Le double sommet extraordinaire des chefs de l’Etat de l’Union
africaine (UA) dont Malabo a été l’hôte ce week-end des 27 et 28 mai, a vécu.
Se départissant résolument des anciennes formules de ces rencontres où les
soirées et rencontres mondaines durant lesquelles le champagne coulait à flot
sur le foie gras et autres méchouis, ceux qui nous gouvernent semblent avoir
pris la réelle mesure de la situation d’une Afrique malade de ses crises
humanitaires, économiques, sanitaires et des conflits sans fin entre
communautés. Un chapelet de maux auquel est venu se greffer cette série de
coups d’état qui a affecté le continent dans sa partie ouest. Dans la
capitale équato-guinéenne, les chefs de l’Etat ont eu un week-end bien
studieux, comme pour partager cette conviction des Africains qui cherchent des
solutions pour les problèmes de l’Afrique. Si en l’absence du chef d’orchestre,
le Sénégalais Macky Sall, président en exercice de l’organisation continentale,
reparti en toute urgence chez lui, plus précisément à Tiwawane dont l’hôpital
Mame Abdoul Aziz Sy Dabakh fut le cimetière pour 11 bébés brûlés dans un incendie,
le mercredi 25 mai, le concert a tout de même été suivi avec avidité par un
public africain aux attentes aussi nombreuses qu’urgentes.
Pour le premier sommet qui s’est
essentiellement penché sur les crises humanitaires, les Africains ont pu
récolter 140 millions de dollars, malheureusement pour un besoin de 14
milliards de dollars, il n’en demeure pas moins que la satisfaction a été de
mise. Cependant, le cycle incessant des inondations et la sécheresse qui sont
causées par le changement climatique, auxquelles se greffent les conflits
armés, la menace terroriste et l’extrémisme violent, s’amplifient, accentuant
les conditions de précarité criardes dans lesquelles survivent les personnes
déplacées internes et, du reste, l’ensemble des pays africains confrontés à la
vie chère. Toute chose qui appelle l’urgence des actions dans un environnement
difficile dans lequel se réduisent comme peau de chagrin l’aide et la
solidarité internationales. Comme s’il n’était pas au bout de ses peines, le
continent fait face au terrorisme et des changements anticonstitutionnels par
les armes ou le charcutage des lois fondamentales.
Terrorisme et changements
anticonstitutionnels qui constituent désormais un duo inséparable du fait de
l’interaction négative des seconds sur le premier, ont été les sujets stars du
deuxième volet de ce double sommet de Malabo. Et comme à l’accoutumée, par son
franc-parler légendaire qui fait sa marque de fabrique, c’est le Nigérien
Mohamed Bazoum qui résumera, dans un discours pertinent, le mieux la situation.

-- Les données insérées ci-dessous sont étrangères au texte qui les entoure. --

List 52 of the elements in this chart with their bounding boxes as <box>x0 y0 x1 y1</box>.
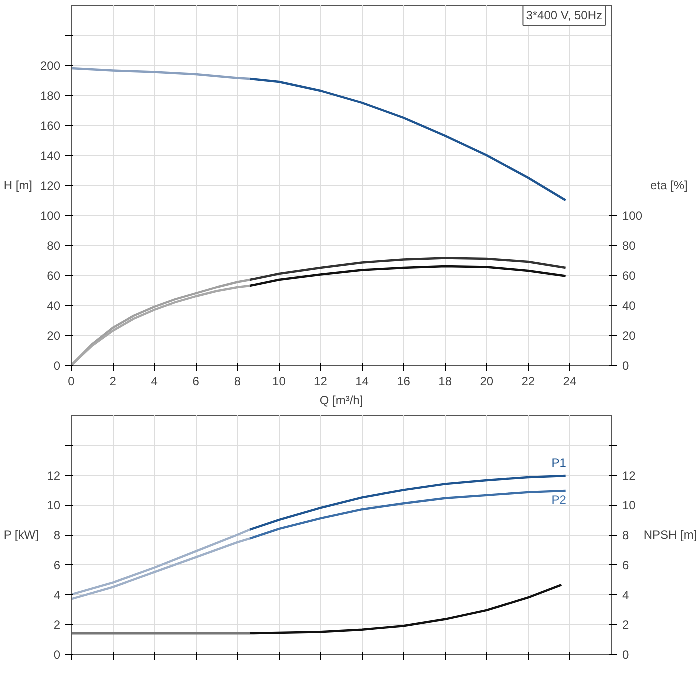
y2-tick-label: 40 <box>622 299 636 313</box>
x-tick-label: 10 <box>272 374 286 388</box>
y-tick-label: 2 <box>54 618 61 632</box>
series-label: P1 <box>552 456 567 470</box>
y-tick-label: 100 <box>40 209 61 223</box>
x-tick-label: 22 <box>522 374 536 388</box>
x-tick-label: 12 <box>314 374 328 388</box>
y2-tick-label: 4 <box>622 588 630 602</box>
y2-tick-label: 0 <box>622 359 630 373</box>
x-tick-label: 18 <box>438 374 452 388</box>
y2-tick-label: 10 <box>622 498 636 513</box>
x-tick-label: 24 <box>563 374 577 388</box>
annotation: 3*400 V, 50Hz <box>526 8 603 22</box>
x-tick-label: 2 <box>110 374 117 388</box>
x-tick-label: 4 <box>151 374 158 388</box>
y2-axis-title: NPSH [m] <box>644 528 698 542</box>
y-tick-label: 6 <box>54 558 61 572</box>
y-tick-label: 12 <box>47 468 61 483</box>
series-label: P2 <box>552 492 567 507</box>
x-tick-label: 14 <box>356 374 370 388</box>
x-tick-label: 0 <box>68 374 76 388</box>
y-tick-label: 20 <box>47 329 61 343</box>
y-tick-label: 0 <box>54 359 61 373</box>
y2-tick-label: 100 <box>622 209 643 223</box>
y2-tick-label: 0 <box>622 648 630 662</box>
y-tick-label: 200 <box>40 59 61 73</box>
x-axis-title: Q [m³/h] <box>320 394 364 408</box>
y2-tick-label: 60 <box>622 269 636 283</box>
y-tick-label: 160 <box>40 119 61 133</box>
y-tick-label: 40 <box>47 299 61 313</box>
x-tick-label: 8 <box>234 374 242 388</box>
y2-axis-title: eta [%] <box>650 178 688 192</box>
x-tick-label: 16 <box>397 374 411 388</box>
y-tick-label: 80 <box>47 239 61 253</box>
y-tick-label: 0 <box>54 648 61 662</box>
y-tick-label: 8 <box>54 528 61 542</box>
y-tick-label: 180 <box>40 89 61 103</box>
y2-tick-label: 2 <box>622 618 630 632</box>
x-tick-label: 20 <box>480 374 494 388</box>
y2-tick-label: 6 <box>622 558 630 572</box>
y-tick-label: 60 <box>47 269 61 283</box>
y-axis-title: P [kW] <box>4 528 39 542</box>
y2-tick-label: 80 <box>622 239 636 253</box>
y-tick-label: 4 <box>54 588 61 602</box>
y-axis-title: H [m] <box>4 178 32 192</box>
y2-tick-label: 8 <box>622 528 630 542</box>
y-tick-label: 10 <box>47 498 61 513</box>
y-tick-label: 140 <box>40 149 61 163</box>
x-tick-label: 6 <box>192 374 200 388</box>
y2-tick-label: 12 <box>622 468 636 483</box>
y-tick-label: 120 <box>40 179 61 193</box>
y2-tick-label: 20 <box>622 329 636 343</box>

Florilège: «Dans le contexte de nos démocraties entachées assez souvent de
pratiques de gouvernance pas toujours vertueuses, de logiques d’éternels
bras-de-fer entre pouvoirs et oppositions, de l’activisme de sociétés civiles
hyper-politisées et de mal-vivre de la jeunesse, des militaires peuvent
aisément se poser en sauveurs de la nation. Mais l’expérience, au vu de ce qui
s’est passé jusqu’ici, ces militaires en déstabilisant les institutions
affaiblissent les Etats et renforcent les groupes terroristes. Ils ne sont donc
nullement une solution ni pour lutter contre le terrorisme, encore moins pour
promouvoir la bonne gouvernance. Ils constituent assurément un facteur de
régression pour l’Etat de droit et la démocratie et exposent les pays à des
périls inédits».
Mais le pas du diagnostic
franchi, le plus dur est l’application du remède au malade dont l’organisme
peut être répulsif, si ce n’est le patient lui-même qui est récalcitrant au
traitement. C’est dire combien la tâche sera ardue pour l’UA de redresser la
barre d’une barque Afrique qui n’est pas loin de la dérive. Surtout avec
l’intrusion sur le continent, comme l’a retenu le communiqué issu du sommet de
Malabo, de la société privée de sécurité russe Wagner, dont les éléments sont
qualifiés de mercenaires et auxquels sont attribués des exactions de toutes
sortes sur les populations civiles en République centrafricaine et au Mali. En
tout cas, comme l’espère tout un continent, l’heure de l’action a peut-être
sonné, celle des mots étant révolue.